Structured Data Machine-readable markup embedded in a web page that tells agents what entities the page contains and how they relate. The dominant format is JSON-LD using Schema.org vocabulary. Without structured data, agents parse raw text and infer entity types — a process that introduces errors and reduces citation confidence.

Topic Cluster (Hub-and-Spoke) A content architecture: one comprehensive pillar page (hub) covering a topic broadly, linked to and from narrower cluster pages (spokes) that each resolve a specific intent. The dense internal link graph demonstrates topical depth that both search engines and generative systems read as authority. Relevant to the operator as context: a single audited page's citability partly depends on the cluster around it — a structural factor the operator can name in the Signal Map but cannot fix in a one-page pass.

Universal Commerce Protocol (UCP) An open standard, launched January 2026 (founding partners: Shopify, Target, Walmart), enabling AI agents to discover products, construct carts, and complete purchases across participating platforms. Operates across four layers: Discovery, Cart, Checkout, and Post-purchase. Implementation pathways: API integration, Agent-to-Agent (A2A), or Model Context Protocol (MCP). Relevant to AEO for e-commerce services — product data that is not structured for natural language queries is invisible to AI shopping agents regardless of UCP adoption status.

Vector Similarity How RAG systems find relevant content. Content is converted into numerical embeddings; when a query arrives, its embedding is compared to stored content embeddings. Closest matches are retrieved. Implication: content that uses the same language as likely queries retrieves better than content that paraphrases.

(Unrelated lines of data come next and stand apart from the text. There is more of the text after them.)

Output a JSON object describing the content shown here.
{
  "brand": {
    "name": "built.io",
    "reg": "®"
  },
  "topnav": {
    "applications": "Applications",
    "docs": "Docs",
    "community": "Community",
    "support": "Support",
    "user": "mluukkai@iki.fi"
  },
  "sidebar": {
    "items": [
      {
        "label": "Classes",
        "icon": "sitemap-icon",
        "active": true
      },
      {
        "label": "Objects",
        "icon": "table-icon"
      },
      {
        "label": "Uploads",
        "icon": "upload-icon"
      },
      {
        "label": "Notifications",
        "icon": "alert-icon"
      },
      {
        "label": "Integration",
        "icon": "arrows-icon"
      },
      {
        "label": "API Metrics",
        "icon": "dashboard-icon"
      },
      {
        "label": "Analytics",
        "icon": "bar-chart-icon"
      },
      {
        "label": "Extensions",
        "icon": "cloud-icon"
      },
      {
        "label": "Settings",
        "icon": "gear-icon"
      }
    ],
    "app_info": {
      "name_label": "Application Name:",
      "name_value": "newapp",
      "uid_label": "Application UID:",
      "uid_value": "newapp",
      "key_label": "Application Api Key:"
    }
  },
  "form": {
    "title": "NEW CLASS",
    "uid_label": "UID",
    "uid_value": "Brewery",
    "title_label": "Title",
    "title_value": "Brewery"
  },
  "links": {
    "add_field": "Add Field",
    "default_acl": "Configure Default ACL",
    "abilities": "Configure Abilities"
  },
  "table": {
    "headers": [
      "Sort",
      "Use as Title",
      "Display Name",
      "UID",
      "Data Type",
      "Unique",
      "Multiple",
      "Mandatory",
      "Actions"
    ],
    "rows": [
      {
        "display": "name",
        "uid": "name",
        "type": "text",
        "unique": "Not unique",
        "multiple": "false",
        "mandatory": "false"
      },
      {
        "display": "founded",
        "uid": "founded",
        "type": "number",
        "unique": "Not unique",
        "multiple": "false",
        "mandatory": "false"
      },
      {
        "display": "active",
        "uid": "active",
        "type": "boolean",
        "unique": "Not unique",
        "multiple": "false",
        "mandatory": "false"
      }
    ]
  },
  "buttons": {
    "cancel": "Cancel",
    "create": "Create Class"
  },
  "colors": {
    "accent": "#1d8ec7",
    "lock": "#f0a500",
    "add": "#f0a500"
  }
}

Zero-Click Search A search that ends without a click to any website — the answer is consumed directly from the results surface (featured snippet, AI Overview, AI chat response). Practitioner estimates put zero-click at 59–65% of searches as of 2025–2026 (T3–T4, directional; sources conflict — see seo-aeo-geo-distinctions.md). Zero-click is the economic backdrop of AEO/GEO: when the click disappears, being the cited source inside the answer is the remaining visibility.